A new score arrives
A new score has landed! My 2014/15 season finished on a high with a performance of Brahms Symphony no.3 at the Frome Festival, one of my favourite gigs of the year. When my weighty copy of Rachmaninov's 'Symphonic Dances' is handed to me, it’s my cue to get cracking on the new season which kicks off with Brunel Sinfonia in November. I love turning the pages on a new, unfamiliar piece, it opens the door on an exciting unknown musical world.
The story behind the score
With each new piece I conduct, I start by reading up on when it was composed, premiered, anything in fact that will help me understand the music as best I can. So, a few facts about Rachmaninov's 'Symphonic Dances':
it’s his final composition, composed in 1940
- some refer to it as his fourth symphony
- it was dedicated and premiered by the conductor Eigene Ormandy and the Philadelphia Orchestra
- it’s made up of three movements that had working titles of 'Noon', 'Twilight' and 'Midnight'
- he very clearly quotes the Dies Irae (day of wrath) from the Catholic requiem mass format, a motif which becomes a signature in his later compositions. In the finale of the Symphonic Dances it is heard in fragments then in its full force and glory in the brass section.

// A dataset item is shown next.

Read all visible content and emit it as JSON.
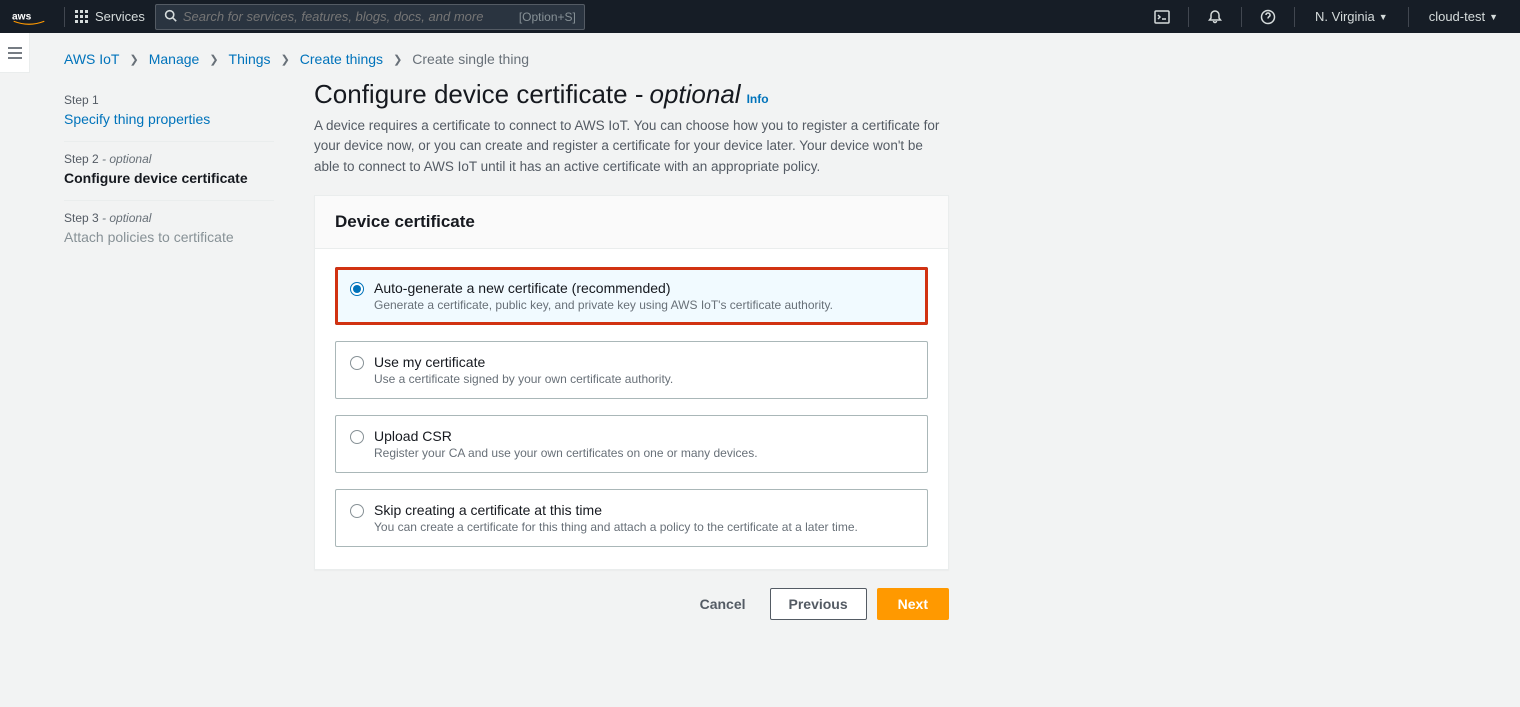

The right recording for the job
My next step is to sit with the score and read through whilst listening to a recording. I’ve plumped for the London Symphony Orchestra in this case, a great orchestra with a really strong heavy sound. Their conductor, Valery Gergiev enthralled me with his presence and charisma when I saw him conducting Shostakovich Symphony No. 4. Given that he’s as Russian as they come, he’s perfect for Rachmaninov.
That’s the easy bit out of the way. Once I’ve got the music under my skin, it’s time for the hard work. Let rehearsals begin!